Second, the number of publications on the fundamental study of glioma stem cells was far greater than that of clinical studies. Articles regarding the identification of glioma stem cells were most popular for authors. Surface markers for stem cells gained increasing attention: CD133, ABCG2, nestin, musashi-1, MELK are all considered as surface markers for glioma stem cell identification. Currently, most scholars use CD133 as a surface marker for identifying glioma stem cells. In the top-cited article, Singh et al[9] found that CD133-positive cells could differentiate in culture into tumor cells that phenotypically resembled the tumor from the patient. However, Ogden et al[68] found that human gliomas consistently express A2B5 in a large percentage of cells. In contrast, CD133 expression was less abundant and less consistent, with several glioblastomas containing very few or no detectable CD133+ cells. These cells still have the capacity to form tumors after transplantation into nude rats (92%). Other studies showed that CD133- cells also had the ability to clone and form tumors[3473].

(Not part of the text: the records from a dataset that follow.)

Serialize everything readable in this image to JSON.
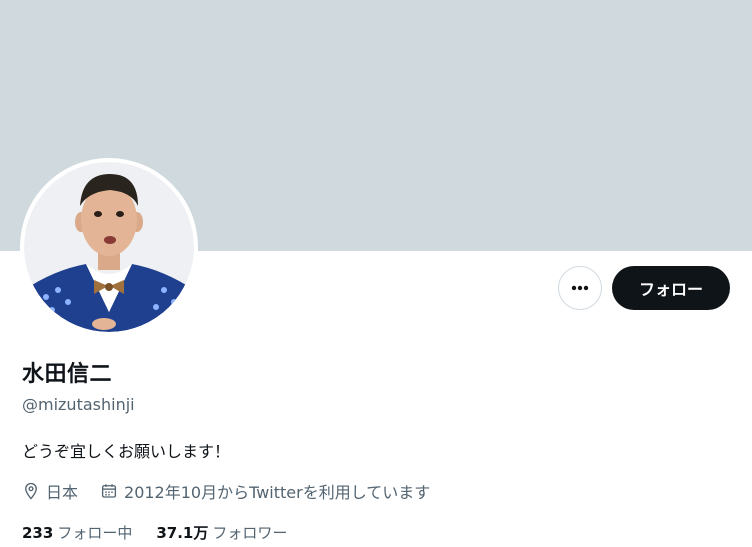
{
  "profile": {
    "display_name": "水田信二",
    "handle": "@mizutashinji",
    "bio": "どうぞ宜しくお願いします！",
    "location": "日本",
    "joined": "2012年10月からTwitterを利用しています"
  },
  "actions": {
    "more_icon": "ellipsis-icon",
    "follow_label": "フォロー"
  },
  "stats": {
    "following_count": "233",
    "following_label": "フォロー中",
    "followers_count": "37.1万",
    "followers_label": "フォロワー"
  },
  "colors": {
    "banner": "#cfd9de",
    "primary_text": "#0f1419",
    "secondary_text": "#536471",
    "follow_button": "#0f1419"
  }
}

Third, the authors and institutes in the USA have published and registered most of reports on the studies of rehabilitation and other treatments for glioma stem cells. Duke University and University of California, San Francisco were found to be the most productive institutions, followed by Harvard University, Memorial Sloan-Kettering Cancer Center, and the National Cancer Institute. The articles written by authors Rich JN, Mclendon RE, and Hjelmeland AB, from Duke University, were predominant in citations.

Finally, the journals focusing on cancer published the most articles on glioma stem cell studies.

Our review has limitations. First, we searched articles in the Web of Science with “glioma stem cell” or “glioma, stem cell” or “brain tumor stem cell” in the topic field, which may miss some citations related to our analysis, such as papers regarding “tumor initiating cells”. Another limitation is citation analysis has oriented or biased citing, including self-citation, in-house, or negative citation, which is also a problem that should not be ignored[78]. An important thing to be mentioned is that impact factor or citation analysis is not an index to evaluate the quality of scientific research, but rather a measure of recognition. That is, the number of citations of an article is not considered equivalent to its importance[79].

CONCLUSION

Our bibliometric analysis provides a historical perspective on the progress in glioma stem cell research in the past 20 years. Papers originating from the outstanding institutions of United States and published in high-impact journals are most likely to be cited in the field of glioma research.